Fifty-four casualties were included, 2 casualties had bilateral injuries and therefore a total of 56 limbs were included in analysis. Twenty-nine (52%) limbs underwent popliteal vein repair (repair group), and the remainder underwent vein ligation (ligation group).  ISS were similar between groups.  Overall, 27 (48%) of the index vascular injuries were above the knee and 29 (52%) of limbs had a prehospital tourniquet.  Limb injury characteristics were similar between the groups, with most of the limbs having fractures and about half having nerve injuries. Bypass graft was the most common type of popliteal arterial repair with autologous vein being most commonly used (n=49, 88%), and the distribution of repairs was also similar between the groups.
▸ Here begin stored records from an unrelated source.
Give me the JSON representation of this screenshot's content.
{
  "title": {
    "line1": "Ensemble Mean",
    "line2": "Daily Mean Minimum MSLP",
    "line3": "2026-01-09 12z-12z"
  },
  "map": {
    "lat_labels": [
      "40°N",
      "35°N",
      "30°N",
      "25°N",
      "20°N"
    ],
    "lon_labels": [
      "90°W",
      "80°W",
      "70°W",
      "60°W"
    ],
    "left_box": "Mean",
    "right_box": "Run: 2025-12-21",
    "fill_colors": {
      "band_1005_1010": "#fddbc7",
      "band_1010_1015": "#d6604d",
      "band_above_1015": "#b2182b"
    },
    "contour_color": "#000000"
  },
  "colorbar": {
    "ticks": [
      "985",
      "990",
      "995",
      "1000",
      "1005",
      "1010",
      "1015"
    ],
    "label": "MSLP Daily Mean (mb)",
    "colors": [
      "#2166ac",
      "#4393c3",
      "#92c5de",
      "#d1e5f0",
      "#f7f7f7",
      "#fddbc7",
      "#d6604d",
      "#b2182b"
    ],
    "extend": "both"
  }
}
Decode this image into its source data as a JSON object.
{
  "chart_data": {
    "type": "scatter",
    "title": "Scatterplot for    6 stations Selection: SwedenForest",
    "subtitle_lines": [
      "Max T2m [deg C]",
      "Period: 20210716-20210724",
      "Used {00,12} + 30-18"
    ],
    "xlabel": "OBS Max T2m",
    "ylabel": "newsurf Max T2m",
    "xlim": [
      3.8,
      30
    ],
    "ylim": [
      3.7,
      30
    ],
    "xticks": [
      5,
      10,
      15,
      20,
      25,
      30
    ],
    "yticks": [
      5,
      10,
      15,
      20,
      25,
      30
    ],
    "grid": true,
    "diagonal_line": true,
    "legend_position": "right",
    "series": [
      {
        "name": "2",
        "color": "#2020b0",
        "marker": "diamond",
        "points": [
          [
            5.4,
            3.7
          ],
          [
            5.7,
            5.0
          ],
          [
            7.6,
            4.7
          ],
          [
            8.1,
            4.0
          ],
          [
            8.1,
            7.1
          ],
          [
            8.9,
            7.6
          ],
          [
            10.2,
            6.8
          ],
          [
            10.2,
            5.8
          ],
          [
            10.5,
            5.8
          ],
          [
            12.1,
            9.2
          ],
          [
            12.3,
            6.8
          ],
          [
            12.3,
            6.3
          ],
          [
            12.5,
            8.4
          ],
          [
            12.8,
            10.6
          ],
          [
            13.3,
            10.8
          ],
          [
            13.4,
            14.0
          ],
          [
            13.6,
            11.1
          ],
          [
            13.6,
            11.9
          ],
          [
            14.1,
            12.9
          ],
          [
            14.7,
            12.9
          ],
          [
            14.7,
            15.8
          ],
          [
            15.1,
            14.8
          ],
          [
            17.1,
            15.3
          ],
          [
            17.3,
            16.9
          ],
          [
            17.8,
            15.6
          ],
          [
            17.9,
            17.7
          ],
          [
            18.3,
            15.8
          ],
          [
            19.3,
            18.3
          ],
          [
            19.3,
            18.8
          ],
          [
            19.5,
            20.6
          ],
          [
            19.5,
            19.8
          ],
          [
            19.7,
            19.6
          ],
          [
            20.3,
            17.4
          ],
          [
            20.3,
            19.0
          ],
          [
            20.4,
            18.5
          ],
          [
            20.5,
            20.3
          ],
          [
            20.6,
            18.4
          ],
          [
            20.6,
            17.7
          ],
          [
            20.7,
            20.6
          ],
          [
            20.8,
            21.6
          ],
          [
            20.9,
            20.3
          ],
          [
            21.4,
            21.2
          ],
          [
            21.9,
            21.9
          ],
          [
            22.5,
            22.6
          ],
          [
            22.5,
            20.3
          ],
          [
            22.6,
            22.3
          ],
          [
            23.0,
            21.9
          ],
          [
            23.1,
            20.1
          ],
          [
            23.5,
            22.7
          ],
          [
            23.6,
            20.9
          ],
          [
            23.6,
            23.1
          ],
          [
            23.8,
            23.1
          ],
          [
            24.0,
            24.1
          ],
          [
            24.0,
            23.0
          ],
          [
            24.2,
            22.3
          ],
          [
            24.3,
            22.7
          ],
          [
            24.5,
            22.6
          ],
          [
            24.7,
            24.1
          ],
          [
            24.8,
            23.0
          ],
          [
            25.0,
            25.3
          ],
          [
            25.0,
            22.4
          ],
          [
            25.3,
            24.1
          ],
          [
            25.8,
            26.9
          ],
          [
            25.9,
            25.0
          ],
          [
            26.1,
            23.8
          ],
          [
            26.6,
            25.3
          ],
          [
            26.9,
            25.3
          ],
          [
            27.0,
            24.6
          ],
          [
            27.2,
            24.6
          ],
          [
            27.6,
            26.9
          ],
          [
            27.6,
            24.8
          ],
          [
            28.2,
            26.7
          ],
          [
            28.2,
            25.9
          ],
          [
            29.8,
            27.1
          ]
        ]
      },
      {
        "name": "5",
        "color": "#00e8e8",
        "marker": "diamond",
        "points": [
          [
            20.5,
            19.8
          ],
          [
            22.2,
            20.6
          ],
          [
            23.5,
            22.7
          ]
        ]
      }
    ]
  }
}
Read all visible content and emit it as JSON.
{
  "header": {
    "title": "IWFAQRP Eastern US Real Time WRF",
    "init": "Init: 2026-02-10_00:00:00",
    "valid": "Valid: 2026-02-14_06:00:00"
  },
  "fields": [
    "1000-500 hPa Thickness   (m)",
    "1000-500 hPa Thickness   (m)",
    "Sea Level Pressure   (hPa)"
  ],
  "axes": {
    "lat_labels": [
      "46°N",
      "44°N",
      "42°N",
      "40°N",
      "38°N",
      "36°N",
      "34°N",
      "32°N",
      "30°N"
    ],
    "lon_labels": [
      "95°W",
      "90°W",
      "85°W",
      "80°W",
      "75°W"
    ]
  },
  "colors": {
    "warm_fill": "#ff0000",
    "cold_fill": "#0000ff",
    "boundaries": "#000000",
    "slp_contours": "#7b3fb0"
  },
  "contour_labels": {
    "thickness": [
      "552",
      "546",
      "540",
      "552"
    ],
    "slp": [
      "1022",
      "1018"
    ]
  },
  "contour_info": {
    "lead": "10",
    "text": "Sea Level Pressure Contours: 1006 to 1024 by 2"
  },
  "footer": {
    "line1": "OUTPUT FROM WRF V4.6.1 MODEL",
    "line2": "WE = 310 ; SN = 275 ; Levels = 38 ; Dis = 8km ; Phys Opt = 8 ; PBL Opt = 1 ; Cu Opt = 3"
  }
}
Of the 29 vein repairs, 13 (45%) were primary repairs and 16 (55%) were venous bypass grafts.  There was no difference in fasciotomy rate between repair vs. ligation groups. Arterial shunts were placed at the index operation for transport in roughly 1/3 of the limbs and only 7 venous shunts were used. There were 24 (43%) secondary amputations total. Amputation rates were 38% in repair vs. 41% in the ligation group (p=0.76) and additionally no difference was observed whether injury was above or below knee, nor were rates different based on type of venous repair. Reasons for amputation were similar between groups, however failure of arterial repair was more commonly associated with amputation in the ligation group, but not statistically so (p=0.08). Notably, complications of the arterial grafts were similar between the groups with the exception of a higher infection rate in the repair group (14% vs. 0%) that was nearly, but not statistically significant (p=0.07).  Timing of amputations did not differ between groups, with most occurring in the first 30 days after injury.
 
In this small retrospective study that, uniquely, included review of cases that spanned spectrums of medical care and geographic movement, the ligation of popliteal veins as definitive management was not associated with failure of limb salvage in casualties with high energy popliteal artery and vein injuries.  The rate of venous repair patency was high, 86%, indicating that these repairs are not at all doomed to failure; however the authors do point out that observational bias may have under identified vein reconstruction thrombosis. The amputation rate was higher than reported for civilian injuries, as were other complication rates. This likely reflects the high-energy nature of the injuries, but does require some perhaps some consideration when applying this data to a civilian practice. Overall, for the military surgeon this study provides guidance in that to repair or not to repair at the initial operation does not avoid or mandate amputation/limb salvage.